Malgré les lois en vigueur encadrant l’orpaillage, une partie de la population, saisie par la fièvre de l’or, est partie s’installer de façon plus ou moins anarchique à Chami (100 kilomètres au nord de Nouakchott). Un vrai casse-tête pour le ministère mauritanien des Mines qui se heurte, en plus de la fraude fiscale, à toutes sortes de trafic sur ce site.
«La corruption ne va pas disparaître si les populations ne prennent pas d’abord conscience qu’elles-mêmes doivent adopter les bons réflexes et que cela doit ensuite se propager jusqu’au sommet de l’État», assène la militante environnementaliste, qui suit de très près la situation à Chami dans le cadre de ses activités professionnelles.

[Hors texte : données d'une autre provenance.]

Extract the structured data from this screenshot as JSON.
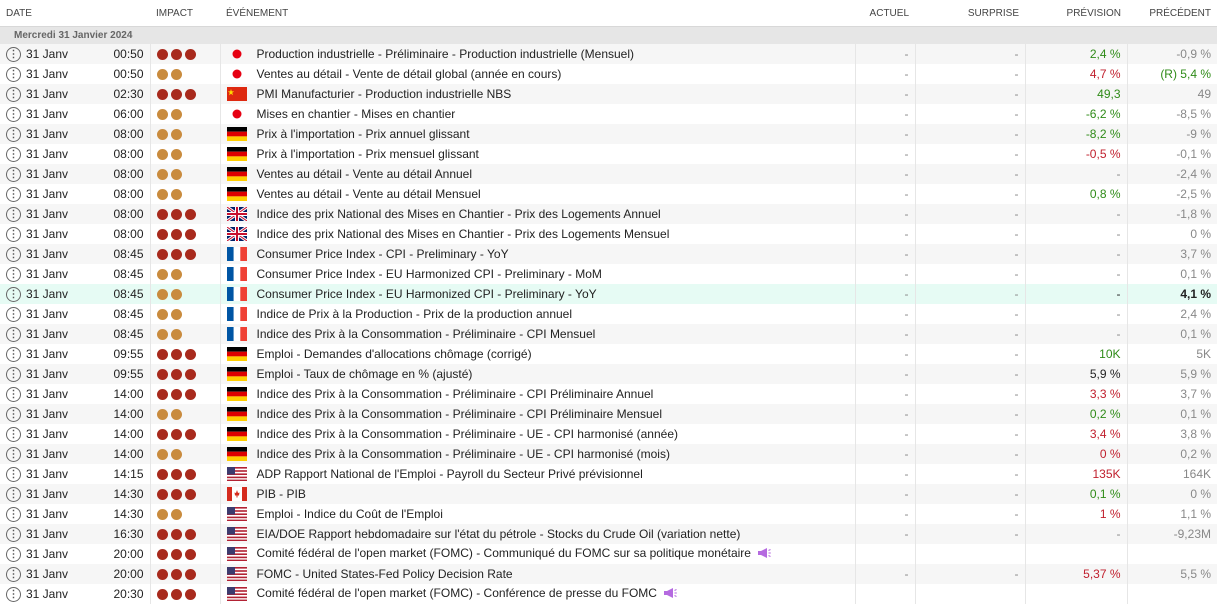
{
  "headers": {
    "date": "DATE",
    "impact": "IMPACT",
    "event": "ÉVÉNEMENT",
    "actual": "ACTUEL",
    "surprise": "SURPRISE",
    "forecast": "PRÉVISION",
    "previous": "PRÉCÉDENT"
  },
  "day_label": "Mercredi 31 Janvier 2024",
  "colors": {
    "high": "#a82a1d",
    "medium": "#c98b3e",
    "green": "#2f8b18",
    "red": "#c0202e"
  },
  "rows": [
    {
      "date": "31 Janv",
      "time": "00:50",
      "impact": 3,
      "country": "JP",
      "event": "Production industrielle - Préliminaire - Production industrielle (Mensuel)",
      "actual": "-",
      "surprise": "-",
      "forecast": "2,4 %",
      "forecast_color": "green",
      "previous": "-0,9 %",
      "previous_style": "grey"
    },
    {
      "date": "31 Janv",
      "time": "00:50",
      "impact": 2,
      "country": "JP",
      "event": "Ventes au détail - Vente de détail global (année en cours)",
      "actual": "-",
      "surprise": "-",
      "forecast": "4,7 %",
      "forecast_color": "red",
      "previous": "(R) 5,4 %",
      "previous_style": "green"
    },
    {
      "date": "31 Janv",
      "time": "02:30",
      "impact": 3,
      "country": "CN",
      "event": "PMI Manufacturier - Production industrielle NBS",
      "actual": "-",
      "surprise": "-",
      "forecast": "49,3",
      "forecast_color": "green",
      "previous": "49",
      "previous_style": "grey"
    },
    {
      "date": "31 Janv",
      "time": "06:00",
      "impact": 2,
      "country": "JP",
      "event": "Mises en chantier - Mises en chantier",
      "actual": "-",
      "surprise": "-",
      "forecast": "-6,2 %",
      "forecast_color": "green",
      "previous": "-8,5 %",
      "previous_style": "grey"
    },
    {
      "date": "31 Janv",
      "time": "08:00",
      "impact": 2,
      "country": "DE",
      "event": "Prix à l'importation - Prix annuel glissant",
      "actual": "-",
      "surprise": "-",
      "forecast": "-8,2 %",
      "forecast_color": "green",
      "previous": "-9 %",
      "previous_style": "grey"
    },
    {
      "date": "31 Janv",
      "time": "08:00",
      "impact": 2,
      "country": "DE",
      "event": "Prix à l'importation - Prix mensuel glissant",
      "actual": "-",
      "surprise": "-",
      "forecast": "-0,5 %",
      "forecast_color": "red",
      "previous": "-0,1 %",
      "previous_style": "grey"
    },
    {
      "date": "31 Janv",
      "time": "08:00",
      "impact": 2,
      "country": "DE",
      "event": "Ventes au détail - Vente au détail Annuel",
      "actual": "-",
      "surprise": "-",
      "forecast": "-",
      "forecast_color": "grey",
      "previous": "-2,4 %",
      "previous_style": "grey"
    },
    {
      "date": "31 Janv",
      "time": "08:00",
      "impact": 2,
      "country": "DE",
      "event": "Ventes au détail - Vente au détail Mensuel",
      "actual": "-",
      "surprise": "-",
      "forecast": "0,8 %",
      "forecast_color": "green",
      "previous": "-2,5 %",
      "previous_style": "grey"
    },
    {
      "date": "31 Janv",
      "time": "08:00",
      "impact": 3,
      "country": "GB",
      "event": "Indice des prix National des Mises en Chantier - Prix des Logements Annuel",
      "actual": "-",
      "surprise": "-",
      "forecast": "-",
      "forecast_color": "grey",
      "previous": "-1,8 %",
      "previous_style": "grey"
    },
    {
      "date": "31 Janv",
      "time": "08:00",
      "impact": 3,
      "country": "GB",
      "event": "Indice des prix National des Mises en Chantier - Prix des Logements Mensuel",
      "actual": "-",
      "surprise": "-",
      "forecast": "-",
      "forecast_color": "grey",
      "previous": "0 %",
      "previous_style": "grey"
    },
    {
      "date": "31 Janv",
      "time": "08:45",
      "impact": 3,
      "country": "FR",
      "event": "Consumer Price Index - CPI - Preliminary - YoY",
      "actual": "-",
      "surprise": "-",
      "forecast": "-",
      "forecast_color": "grey",
      "previous": "3,7 %",
      "previous_style": "grey"
    },
    {
      "date": "31 Janv",
      "time": "08:45",
      "impact": 2,
      "country": "FR",
      "event": "Consumer Price Index - EU Harmonized CPI - Preliminary - MoM",
      "actual": "-",
      "surprise": "-",
      "forecast": "-",
      "forecast_color": "grey",
      "previous": "0,1 %",
      "previous_style": "grey"
    },
    {
      "date": "31 Janv",
      "time": "08:45",
      "impact": 2,
      "country": "FR",
      "event": "Consumer Price Index - EU Harmonized CPI - Preliminary - YoY",
      "actual": "-",
      "surprise": "-",
      "forecast": "-",
      "forecast_color": "dark",
      "previous": "4,1 %",
      "previous_style": "bold",
      "highlight": true
    },
    {
      "date": "31 Janv",
      "time": "08:45",
      "impact": 2,
      "country": "FR",
      "event": "Indice de Prix à la Production - Prix de la production annuel",
      "actual": "-",
      "surprise": "-",
      "forecast": "-",
      "forecast_color": "grey",
      "previous": "2,4 %",
      "previous_style": "grey"
    },
    {
      "date": "31 Janv",
      "time": "08:45",
      "impact": 2,
      "country": "FR",
      "event": "Indice des Prix à la Consommation - Préliminaire - CPI Mensuel",
      "actual": "-",
      "surprise": "-",
      "forecast": "-",
      "forecast_color": "grey",
      "previous": "0,1 %",
      "previous_style": "grey"
    },
    {
      "date": "31 Janv",
      "time": "09:55",
      "impact": 3,
      "country": "DE",
      "event": "Emploi - Demandes d'allocations chômage (corrigé)",
      "actual": "-",
      "surprise": "-",
      "forecast": "10K",
      "forecast_color": "green",
      "previous": "5K",
      "previous_style": "grey"
    },
    {
      "date": "31 Janv",
      "time": "09:55",
      "impact": 3,
      "country": "DE",
      "event": "Emploi - Taux de chômage en % (ajusté)",
      "actual": "-",
      "surprise": "-",
      "forecast": "5,9 %",
      "forecast_color": "dark",
      "previous": "5,9 %",
      "previous_style": "grey"
    },
    {
      "date": "31 Janv",
      "time": "14:00",
      "impact": 3,
      "country": "DE",
      "event": "Indice des Prix à la Consommation - Préliminaire - CPI Préliminaire Annuel",
      "actual": "-",
      "surprise": "-",
      "forecast": "3,3 %",
      "forecast_color": "red",
      "previous": "3,7 %",
      "previous_style": "grey"
    },
    {
      "date": "31 Janv",
      "time": "14:00",
      "impact": 2,
      "country": "DE",
      "event": "Indice des Prix à la Consommation - Préliminaire - CPI Préliminaire Mensuel",
      "actual": "-",
      "surprise": "-",
      "forecast": "0,2 %",
      "forecast_color": "green",
      "previous": "0,1 %",
      "previous_style": "grey"
    },
    {
      "date": "31 Janv",
      "time": "14:00",
      "impact": 3,
      "country": "DE",
      "event": "Indice des Prix à la Consommation - Préliminaire - UE - CPI harmonisé (année)",
      "actual": "-",
      "surprise": "-",
      "forecast": "3,4 %",
      "forecast_color": "red",
      "previous": "3,8 %",
      "previous_style": "grey"
    },
    {
      "date": "31 Janv",
      "time": "14:00",
      "impact": 2,
      "country": "DE",
      "event": "Indice des Prix à la Consommation - Préliminaire - UE - CPI harmonisé (mois)",
      "actual": "-",
      "surprise": "-",
      "forecast": "0 %",
      "forecast_color": "red",
      "previous": "0,2 %",
      "previous_style": "grey"
    },
    {
      "date": "31 Janv",
      "time": "14:15",
      "impact": 3,
      "country": "US",
      "event": "ADP Rapport National de l'Emploi - Payroll du Secteur Privé prévisionnel",
      "actual": "-",
      "surprise": "-",
      "forecast": "135K",
      "forecast_color": "red",
      "previous": "164K",
      "previous_style": "grey"
    },
    {
      "date": "31 Janv",
      "time": "14:30",
      "impact": 3,
      "country": "CA",
      "event": "PIB - PIB",
      "actual": "-",
      "surprise": "-",
      "forecast": "0,1 %",
      "forecast_color": "green",
      "previous": "0 %",
      "previous_style": "grey"
    },
    {
      "date": "31 Janv",
      "time": "14:30",
      "impact": 2,
      "country": "US",
      "event": "Emploi - Indice du Coût de l'Emploi",
      "actual": "-",
      "surprise": "-",
      "forecast": "1 %",
      "forecast_color": "red",
      "previous": "1,1 %",
      "previous_style": "grey"
    },
    {
      "date": "31 Janv",
      "time": "16:30",
      "impact": 3,
      "country": "US",
      "event": "EIA/DOE Rapport hebdomadaire sur l'état du pétrole - Stocks du Crude Oil (variation nette)",
      "actual": "-",
      "surprise": "-",
      "forecast": "-",
      "forecast_color": "grey",
      "previous": "-9,23M",
      "previous_style": "grey"
    },
    {
      "date": "31 Janv",
      "time": "20:00",
      "impact": 3,
      "country": "US",
      "event": "Comité fédéral de l'open market (FOMC) - Communiqué du FOMC sur sa politique monétaire",
      "actual": "",
      "surprise": "",
      "forecast": "",
      "forecast_color": "grey",
      "previous": "",
      "previous_style": "grey",
      "megaphone": true
    },
    {
      "date": "31 Janv",
      "time": "20:00",
      "impact": 3,
      "country": "US",
      "event": "FOMC - United States-Fed Policy Decision Rate",
      "actual": "-",
      "surprise": "-",
      "forecast": "5,37 %",
      "forecast_color": "red",
      "previous": "5,5 %",
      "previous_style": "grey"
    },
    {
      "date": "31 Janv",
      "time": "20:30",
      "impact": 3,
      "country": "US",
      "event": "Comité fédéral de l'open market (FOMC) - Conférence de presse du FOMC",
      "actual": "",
      "surprise": "",
      "forecast": "",
      "forecast_color": "grey",
      "previous": "",
      "previous_style": "grey",
      "megaphone": true
    }
  ]
}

Aussi, dans un monde post Covid-19, elle souhaite que les citoyens réalisent qu’ils «ont le droit de demander des comptes sur la manière, le pourquoi et le comment des fonds qui sont déboursés et de leur destination», martèle-t-elle.
Le test des sacs plastiques
En attendant, pour Aminetou Bilal, l’Afrique gagnerait à s’inspirer du pays des mille collines.
«Le Rwanda est un modèle en matière de gestion des déchets en Afrique et, notamment, la manière dont il s’est débarrassé des plastiques. Compte tenu du manque de volonté politique de la plupart des autres pays africains ne serait-ce que sur cette question, la société civile va devoir s’en mêler pour imposer des solutions», estime-t-elle
Même si les plastiques sont bannis en Mauritanie depuis 2011, il n’est pas rare d’en trouver sur les marchés, déplore-t-elle.
La pratique du Um Uganda Day, qu’elle a pu constater en visitant Kigali, lui paraît tout aussi salutaire: au Rwanda, chaque dernier samedi du mois est consacré à l’entraide entre voisins pour faire des réparations ou des améliorations dans son quartier. Un esprit de solidarité que le gouvernement rwandais a su inculquer à ses citoyens, en plus de se doter des moyens de mener une politique environnementale audacieuse.
Un modèle qu’elle estime être la voie à suivre pour l’ensemble du continent.